NATAL DE LÁGRIMAS

Amanheceu bonito o último dia vinte e quatro de dezembro do Antigo Testamento, em Belém, na Judéia. A esposa de um pastor acabara de preparar o desjejum e já havia acomodado em marmitas o almoço que o marido levaria à dura jornada de trabalho no pastoreio das ovelhas. Assim como Maria de Nazaré, ela também estava grávida e às vésperas de dar à luz. Depois que o marido saiu, pôs-se ao serviço da casa. Enquanto realizava as tarefas domésticas, sonhava com a criança que haveria de nascer.

Pobre mãe! Não sabia que seu primogênito seria um menino. Triste destino naquele tempo da história. Quando sua hora chegou estava sozinha. Fez o parto apenas com a assistência de uma vizinha, mulher de outro pastor que trabalhava junto com seu marido e, coincidentemente, chegara a sua casa para visitá-la. O dia foi longo e frio. Maior que a dor do parto foi a dor da solidão. Embalava o filho ao colo, com esperança que esposo apontasse nas colinas distantes. Escureceu e nada do marido.

Os pastores não vieram naquele dia ao entardecer nem à noite, como era o costume. Tomaram outro rumo, seguindo uma estrela e os rumores de alegria pairados no ar, anunciando o Nascimento do Menino Jesus, que os povos tanto esperavam. Foram os primeiros a testemunhar seu Natal por encontrarem-se mais perto da manjedoura, em companhia de muitos outros, pastores e anjos, que lá chegaram. Alguns, também, eram pais de meninos primogênitos, que nasceram recentemente.

Dirigiram-se em grupo para cantar o “Glória In Excelcis Deo” em homenagem à chegada do Salvador. Ficaram lá durante três dias acompanhando o fenômeno e de lá saíram, para anunciar em outros campos a boa nova aos povos da Região. Esqueceram-se da própria casa e, também, das ovelhas.

Igualmente, sabendo da notícia, vieram uns Magos do Oriente, para adorar e presentear o Menino. Não muito distante dali vivia o homem que reinava naquele país.
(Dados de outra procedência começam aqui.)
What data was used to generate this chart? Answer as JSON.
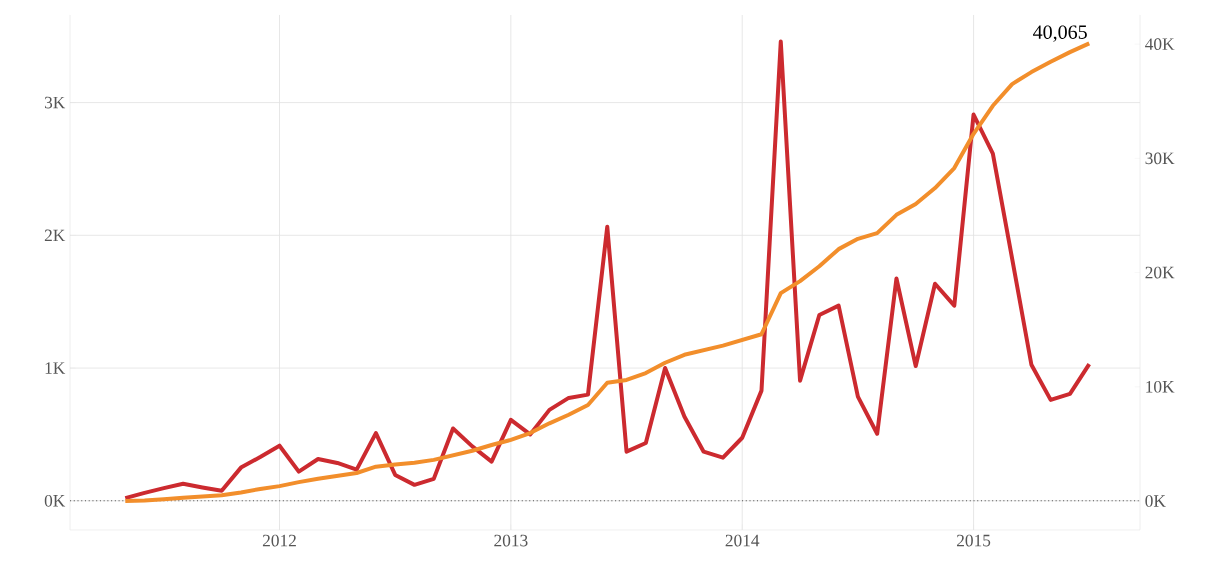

Avisado do fato, pelos próprios magos que passaram por lá, não se conteve em sua insegurança e, por medo de perder o poder, decretou que fossem morto todo o menino que houvesse nascido dentro de um período limite de dois anos.

A mulher do pastor, sozinha, não teve tempo de fugir, nem esconder o filho, para livrá-lo da espada do "político Herodes", que não admitia um líder rival em hipótese alguma. A mãe, a exemplo de tantas outras naqueles arredores, viu o berço do próprio filho rodeado, não por animais, pastores e magos, mas pela soldadesca do rei. Viu o berço do filho, não forrado com capim quentinho cheio de vida, porém com panos ensangüentados por conseqüência do assassinato daquele menino inocente e anônimo, que lhe fora brutalmente arrancado dos braços e ali mesmo, na sua presença, degolado com uma espada afiada.

O pai que não conseguiu se quer registrar o filho para dar-lhe um nome, precisou enfrentar a realidade do maior sofrimento que um ser humano possa suportar: a perda de um filho querido, que nem chegara a conhecer. Que Natal!

Não posso concluir este pequeno conto, porque as lágrimas não me permitem. É preciso, porém, não ficar só na emoção dos presentes, mas adorar a Jesus que nasce e procurar ver o outro lado do Natal. Quantos inocentes anônimos estarão morrendo, naquela noite venturosa, por meio das espadas de muitos Herodes que persistem em continuar a mesma história ainda hoje. Quantos inocentes morrerão, não pela espada, mas pela ganância, avareza, tirania e desrespeito à dignidade humana dos indefesos. Somente poderá celebrar dignamente o Nascimento de Jesus, quem, de fato, converter-se para o Reino de Deus. E só assim poderá dizer com os pastores: Glória a Deus nas alturas e paz na Terra aos homens de boa vontade.